According to Dangote, the new gantry price has been fixed at N820 per litre, while the retail pump price will vary across states.

Lagos, Ogun, Oyo, Ondo, Osun, and Ekiti are expected to retail petrol at N841 per litre, while Abuja, Delta, Rivers, Edo, and Kwara will sell at N851 per litre.

Adewole noted that sudden adjustments in product prices could trigger market shocks.

He stressed the need for consistency to protect investors, importers, and consumers alike.

“While competitive pricing is healthy, unexpected cuts at sensitive times often create uncertainty for marketers who already have products in storage or en route,” he said.

Adewole also encouraged the refinery to maintain uniform and transparent pricing policies that do not leave domestic operators at a disadvantage.

According to him, ensuring parity between local and international buyers will reflect the refinery’s stated commitment to prioritising Nigerian consumers.

On concerns around product quality, Adewole reassured that DAPPMAN members adhere strictly to regulatory standards.

He explained that all imported products are tested by accredited laboratories under the oversight of the Nigerian Midstream and Downstream Petroleum Regulatory Authority (NMDPRA).

“To strengthen industry confidence, we believe every operator, local or international, should consistently align with approved product specifications,” Adewole added.

The DAPPMAN executive also suggested that the refinery review its product delivery arrangements to give marketers more flexibility and reduce costs.

“Encouraging a variety of logistics options will support efficiency in the supply chain and ultimately ease costs for end-users,” he said.

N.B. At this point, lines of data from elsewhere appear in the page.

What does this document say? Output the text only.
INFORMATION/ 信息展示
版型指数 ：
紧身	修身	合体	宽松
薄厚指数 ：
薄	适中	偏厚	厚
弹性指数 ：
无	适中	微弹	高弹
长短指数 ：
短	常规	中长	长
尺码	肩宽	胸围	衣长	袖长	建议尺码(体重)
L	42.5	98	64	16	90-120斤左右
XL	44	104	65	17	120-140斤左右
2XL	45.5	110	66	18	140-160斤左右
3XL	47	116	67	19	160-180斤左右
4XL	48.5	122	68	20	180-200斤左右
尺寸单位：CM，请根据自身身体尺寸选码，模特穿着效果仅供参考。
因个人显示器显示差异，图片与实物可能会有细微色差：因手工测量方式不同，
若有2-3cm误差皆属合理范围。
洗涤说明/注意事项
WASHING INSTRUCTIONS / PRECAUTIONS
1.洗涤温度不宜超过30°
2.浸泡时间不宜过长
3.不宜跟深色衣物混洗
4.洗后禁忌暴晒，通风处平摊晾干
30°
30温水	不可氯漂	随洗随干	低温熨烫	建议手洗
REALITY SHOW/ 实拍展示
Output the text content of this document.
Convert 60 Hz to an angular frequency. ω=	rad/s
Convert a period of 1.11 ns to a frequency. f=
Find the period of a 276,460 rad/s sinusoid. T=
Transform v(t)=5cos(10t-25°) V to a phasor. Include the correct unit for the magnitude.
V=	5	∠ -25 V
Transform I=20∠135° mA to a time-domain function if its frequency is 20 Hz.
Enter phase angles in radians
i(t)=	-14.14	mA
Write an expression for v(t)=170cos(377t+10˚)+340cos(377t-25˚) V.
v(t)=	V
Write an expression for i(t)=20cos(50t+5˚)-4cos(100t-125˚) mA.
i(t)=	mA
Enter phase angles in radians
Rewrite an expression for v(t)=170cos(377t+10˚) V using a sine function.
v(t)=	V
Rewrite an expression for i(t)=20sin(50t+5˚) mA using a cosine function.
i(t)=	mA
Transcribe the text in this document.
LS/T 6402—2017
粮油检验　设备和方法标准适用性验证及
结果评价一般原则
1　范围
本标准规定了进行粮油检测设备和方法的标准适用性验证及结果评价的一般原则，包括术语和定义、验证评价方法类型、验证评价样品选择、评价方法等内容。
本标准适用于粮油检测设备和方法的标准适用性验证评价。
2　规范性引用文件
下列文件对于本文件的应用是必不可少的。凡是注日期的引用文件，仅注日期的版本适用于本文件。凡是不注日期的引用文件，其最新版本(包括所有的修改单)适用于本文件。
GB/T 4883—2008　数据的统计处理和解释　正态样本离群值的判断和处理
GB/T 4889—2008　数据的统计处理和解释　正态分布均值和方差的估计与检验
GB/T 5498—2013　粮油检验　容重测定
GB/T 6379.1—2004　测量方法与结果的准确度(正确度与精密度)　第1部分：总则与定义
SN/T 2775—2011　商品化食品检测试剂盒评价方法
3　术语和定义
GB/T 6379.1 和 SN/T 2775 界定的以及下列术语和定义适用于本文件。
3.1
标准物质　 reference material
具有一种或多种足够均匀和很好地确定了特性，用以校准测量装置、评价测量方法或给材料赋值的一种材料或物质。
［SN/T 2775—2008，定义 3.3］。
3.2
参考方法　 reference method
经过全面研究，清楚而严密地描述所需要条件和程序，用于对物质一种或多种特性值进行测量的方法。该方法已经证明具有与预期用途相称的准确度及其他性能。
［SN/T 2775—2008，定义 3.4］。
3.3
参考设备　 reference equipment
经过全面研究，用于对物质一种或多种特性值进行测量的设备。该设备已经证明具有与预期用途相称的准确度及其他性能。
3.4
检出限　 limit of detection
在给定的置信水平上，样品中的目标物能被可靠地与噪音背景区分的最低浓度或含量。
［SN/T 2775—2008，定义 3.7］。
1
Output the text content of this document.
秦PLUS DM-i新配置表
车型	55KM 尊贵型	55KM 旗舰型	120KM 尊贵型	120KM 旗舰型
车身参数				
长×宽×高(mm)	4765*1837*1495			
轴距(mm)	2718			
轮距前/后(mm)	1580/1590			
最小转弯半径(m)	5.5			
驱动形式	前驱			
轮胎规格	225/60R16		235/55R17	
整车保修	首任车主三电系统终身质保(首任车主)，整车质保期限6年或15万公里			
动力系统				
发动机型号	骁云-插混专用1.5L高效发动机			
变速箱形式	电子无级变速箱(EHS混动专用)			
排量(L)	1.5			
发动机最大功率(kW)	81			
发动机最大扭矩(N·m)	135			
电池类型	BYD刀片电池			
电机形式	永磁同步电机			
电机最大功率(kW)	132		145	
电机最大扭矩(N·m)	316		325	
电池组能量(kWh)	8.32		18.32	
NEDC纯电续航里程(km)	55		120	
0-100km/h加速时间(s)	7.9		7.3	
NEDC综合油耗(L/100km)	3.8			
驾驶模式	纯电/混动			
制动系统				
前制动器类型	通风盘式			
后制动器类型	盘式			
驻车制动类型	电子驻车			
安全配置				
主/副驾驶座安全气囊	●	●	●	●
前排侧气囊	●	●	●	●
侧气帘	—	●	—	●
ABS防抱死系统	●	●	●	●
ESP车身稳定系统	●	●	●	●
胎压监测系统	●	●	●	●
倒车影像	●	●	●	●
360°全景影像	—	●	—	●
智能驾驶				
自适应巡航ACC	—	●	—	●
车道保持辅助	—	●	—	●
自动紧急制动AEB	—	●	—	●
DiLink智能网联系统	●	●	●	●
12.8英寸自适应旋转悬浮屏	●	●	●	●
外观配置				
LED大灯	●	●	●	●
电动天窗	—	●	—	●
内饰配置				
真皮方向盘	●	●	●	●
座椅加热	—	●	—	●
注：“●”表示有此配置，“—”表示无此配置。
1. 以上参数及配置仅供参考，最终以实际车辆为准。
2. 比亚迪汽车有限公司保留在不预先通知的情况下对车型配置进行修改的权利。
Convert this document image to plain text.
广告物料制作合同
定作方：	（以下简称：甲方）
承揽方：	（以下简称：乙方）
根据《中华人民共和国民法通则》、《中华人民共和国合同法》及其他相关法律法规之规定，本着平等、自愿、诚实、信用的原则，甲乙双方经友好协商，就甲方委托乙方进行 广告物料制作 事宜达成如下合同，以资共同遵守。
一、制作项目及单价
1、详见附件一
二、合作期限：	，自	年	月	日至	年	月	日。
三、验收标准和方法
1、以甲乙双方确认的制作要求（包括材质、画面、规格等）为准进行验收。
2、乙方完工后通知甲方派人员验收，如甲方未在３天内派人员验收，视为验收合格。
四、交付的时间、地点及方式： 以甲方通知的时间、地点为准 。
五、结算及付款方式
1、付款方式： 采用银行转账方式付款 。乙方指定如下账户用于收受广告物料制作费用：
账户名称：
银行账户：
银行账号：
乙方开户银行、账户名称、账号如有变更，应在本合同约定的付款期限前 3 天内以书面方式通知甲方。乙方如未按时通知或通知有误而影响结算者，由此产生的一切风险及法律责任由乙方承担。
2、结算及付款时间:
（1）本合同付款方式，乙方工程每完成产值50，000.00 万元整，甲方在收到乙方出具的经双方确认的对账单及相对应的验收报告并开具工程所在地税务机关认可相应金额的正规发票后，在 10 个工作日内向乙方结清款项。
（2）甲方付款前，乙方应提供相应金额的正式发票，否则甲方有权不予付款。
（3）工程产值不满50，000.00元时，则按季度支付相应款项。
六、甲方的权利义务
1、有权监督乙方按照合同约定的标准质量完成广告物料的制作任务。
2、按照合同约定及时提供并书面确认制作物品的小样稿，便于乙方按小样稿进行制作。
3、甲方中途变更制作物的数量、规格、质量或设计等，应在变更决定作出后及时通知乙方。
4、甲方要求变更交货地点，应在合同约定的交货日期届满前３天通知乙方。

Adewole called for a collective approach that recognises the role of all stakeholders, refiners, depot operators, marketers, transporters and regulators.

“Our industry thrives on cooperation, not competition that breeds division.

“For energy security, we must prioritise dialogue, transparency and balanced communication,” he said.

He noted that DAPPMAN remains committed to fair competition, regulatory compliance, and partnership that fosters growth and investor confidence in the downstream sector.